HE commences with the usual form of praise of God, and blessings on Muham­med, on the four Khalifs, Abū Beker, Omer, Osman and Aly; he then repeats the account given by Abū Talib Hussyny of discovering the book in the library of Jāfer Pashā, and of its contents.

He then states that the Emperor Shāh Jehān of Hindūstān, having perused the book was not satisfied with it, and ordered him, Muhammed Afzel Bukhāry, to revise it.

“In the year 1047 of the Hejira, and tenth of his Majesty Shāh Jehān’s reign, (A. D. 1637) the royal orders were issued to me, the meanest of the servants of the Imperial Court, (Muhammed Afzel Bukhāry) to read and revise this book from beginning to end, and to assimilate it with the Zuffer Nameh,* of the cor­rectness of which no intelligent person can have a doubt, and compare it with some other trust-worthy histories, to omit some things which the translator had inserted, and to insert some occurrences which he had omitted; also to trans­late the Tūrky and Arabic sentences into Persian, and to correct several of the dates, which do not agree with the Zuffer Nameh.

“In submission to the royal order, the least of the servants of his Majesty, having bound round him the girdle of obedience, has exerted himself as much as possible in revising and correcting the said translation, and has thrown out all the unauthenticated passages which Abū Talib had inserted. He has inserted several passages that have been omitted by that translator, and he has thereby made the book conform with the Zuffer Nameh. Thus under the happy auspices of his Imperial Majesty, equal in dignity to Solomon, the Defender of the Faith, and the Protector of Princes, this work has been brought to a conclusion, and now only waits the stamp of approval of his Majesty (the King of the world).”

It appears in Dow’s History of Hindostan, that Muhammed Afzel was the name of the Emperor, Shāh Jehān’s preceptor; he was probably the person employed to revise this work, but he has not complied with his promise of trans­lating all the Tūrky passages, although a native of Bokhārā, where that language was well understood.

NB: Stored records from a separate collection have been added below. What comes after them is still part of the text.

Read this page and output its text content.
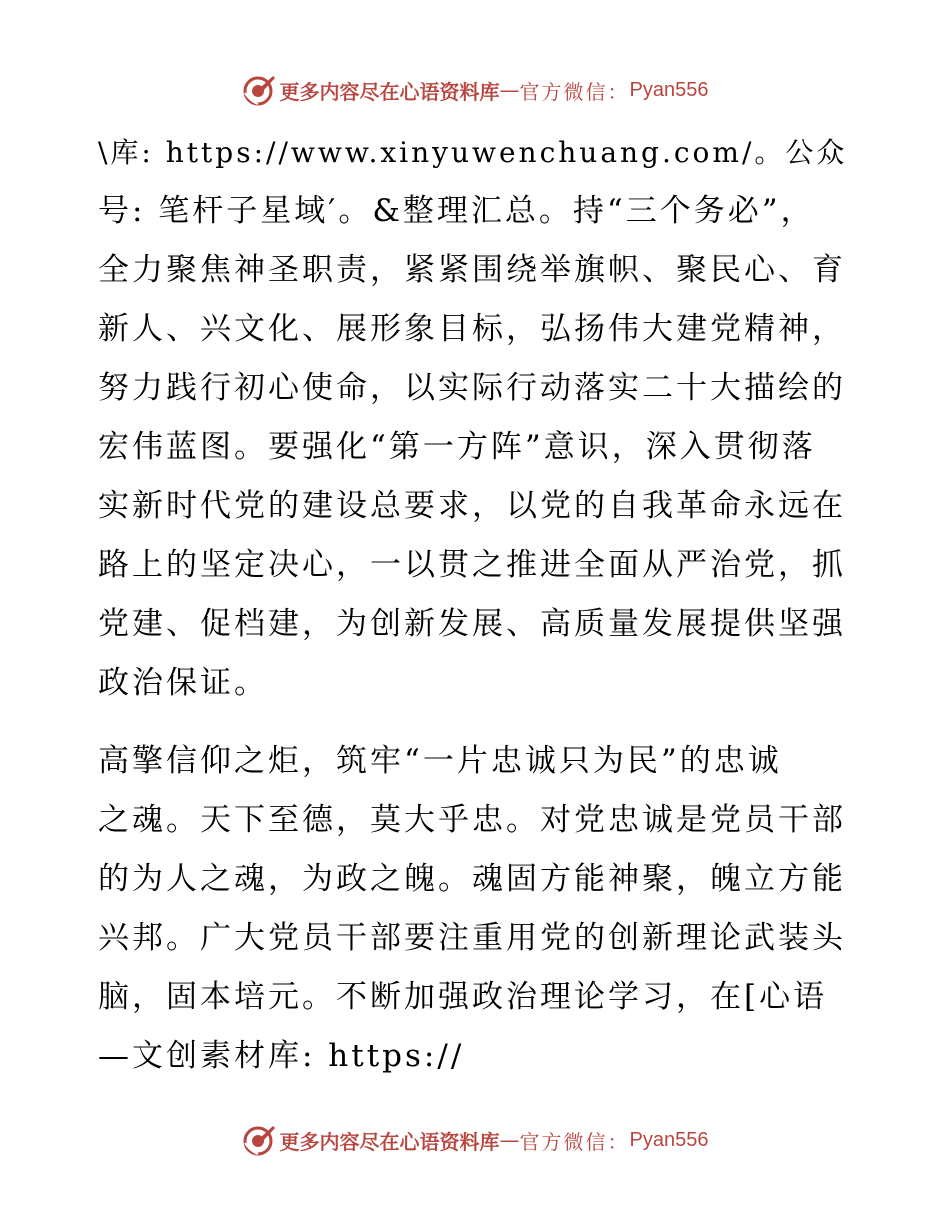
更多内容尽在心语资料库 — 官方微信： Pyan556

\库: https://www.xinyuwenchuang.com/。公众
号: 笔杆子星域′。&整理汇总。持“三个务必”，
全力聚焦神圣职责，紧紧围绕举旗帜、聚民心、育
新人、兴文化、展形象目标，弘扬伟大建党精神，
努力践行初心使命，以实际行动落实二十大描绘的
宏伟蓝图。要强化“第一方阵”意识，深入贯彻落
实新时代党的建设总要求，以党的自我革命永远在
路上的坚定决心，一以贯之推进全面从严治党，抓
党建、促档建，为创新发展、高质量发展提供坚强
政治保证。

高擎信仰之炬，筑牢“一片忠诚只为民”的忠诚
之魂。天下至德，莫大乎忠。对党忠诚是党员干部
的为人之魂，为政之魄。魂固方能神聚，魄立方能
兴邦。广大党员干部要注重用党的创新理论武装头
脑，固本培元。不断加强政治理论学习，在[心语
—文创素材库: https://

更多内容尽在心语资料库 — 官方微信： Pyan556
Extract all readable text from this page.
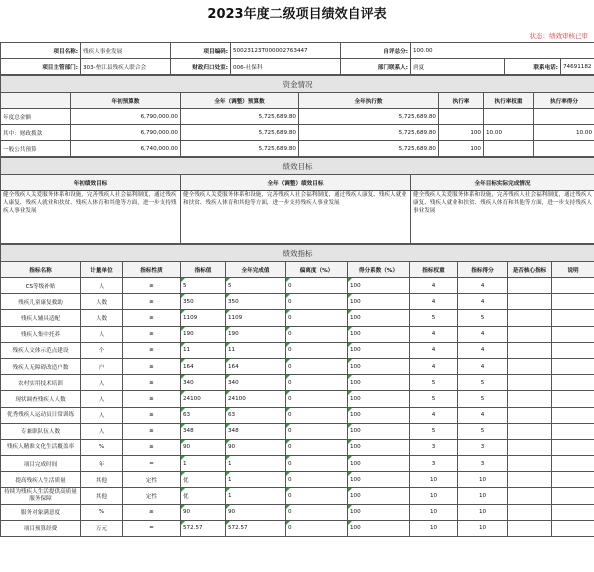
2023年度二级项目绩效自评表
状态：绩效审核已审
项目名称:	残疾人事业发展	项目编码:	50023123T000002763447	自评总分:	100.00		
项目主管部门:	303-垫江县残疾人联合会	财政归口处室:	006-社保科	部门联系人:	唐夏	联系电话:	74691182
资金情况						
	年初预算数	全年（调整）预算数	全年执行数	执行率	执行率权重	执行率得分
年度总金额	6,790,000.00	5,725,689.80	5,725,689.80			
其中：财政拨款	6,790,000.00	5,725,689.80	5,725,689.80	100	10.00	10.00
一般公共预算	6,740,000.00	5,725,689.80	5,725,689.80	100		
绩效目标		
年初绩效目标	全年（调整）绩效目标	全年目标实际完成情况
健全残疾人关爱服务体系和设施，完善残疾人社会福利制度，通过残疾人康复、残疾人就业和扶贫、残疾人体育和其他等方面，进一步支持残疾人事业发展	健全残疾人关爱服务体系和设施，完善残疾人社会福利制度，通过残疾人康复、残疾人就业和扶贫、残疾人体育和其他等方面，进一步支持残疾人事业发展	健全残疾人关爱服务体系和设施，完善残疾人社会福利制度，通过残疾人康复、残疾人就业和扶贫、残疾人体育和其他等方面，进一步支持残疾人事业发展
绩效指标										
指标名称	计量单位	指标性质	指标值	全年完成值	偏离度（%）	得分系数（%）	指标权重	指标得分	是否核心指标	说明
CS等级补贴	人	≥	5	5	0	100	4	4		
残疾儿童康复救助	人数	≥	350	350	0	100	4	4		
残疾人辅具适配	人数	≥	1109	1109	0	100	5	5		
残疾人集中托养	人	≥	190	190	0	100	4	4		
残疾人文体示范点建设	个	≥	11	11	0	100	4	4		
残疾人无障碍改造户数	户	≥	164	164	0	100	4	4		
农村实用技术培训	人	≥	340	340	0	100	5	5		
现状调查残疾人人数	人	≥	24100	24100	0	100	5	5		
优秀残疾人运动员日常训练	人	≥	63	63	0	100	4	4		
专兼职队伍人数	人	≥	348	348	0	100	5	5		
残疾人精准文化生活覆盖率	%	≥	90	90	0	100	3	3		
项目完成时间	年	=	1	1	0	100	3	3		
提高残疾人生活质量	其他	定性	优	1	0	100	10	10		
持续为残疾人生活提供高质量服务保障	其他	定性	优	1	0	100	10	10		
服务对象满意度	%	≥	90	90	0	100	10	10		
项目预算经费	万元	=	572.57	572.57	0	100	10	10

The conclusion of the work states the arrival of the Emperor Timūr at Atrar,* on his route to China; of his last illness; of his having assembled all his family, his ministers, and other principal personages, and of his having in their presence made his will, consisting of four clauses.

The two first clauses are to recommend union among his descendants, and loyalty to his nobles; the third clause appoints his grandson Pyr Muhammed Jehāngyr to be his successor and possessor of the kingdom of Samerkund, and that all his descendants should consider Jehāngyr as their superior.* The fourth clause entreats his posterity to observe the rules and regulations that he had written during his reign, and to insert them as an Appendix to his Memoirs; he further desires that they will continue his Memoirs to the last moment of his existence as if written or spoken by himself;

“I desire that this my Testament, and whatever I shall say to the last moment of my existence, shall be written in my Memoirs as if proceeding from my own mouth.” (Appendix 11.)

He repeats his exhortation to his descendants to observe union, “to support the religion of Muhammed, to give currency to the tenets of the Sūnies, and to exert themselves in eradicating every false religion.” (Appendix 12.) He then forbids any one to speak to, or again disturb, him, but leave him to the mercy of God.

Shortly after this exhortation he resigned his soul to his Creator, on Tuesday the 17th of Shabān, A. H. 807, March 19th, A. D. 1405.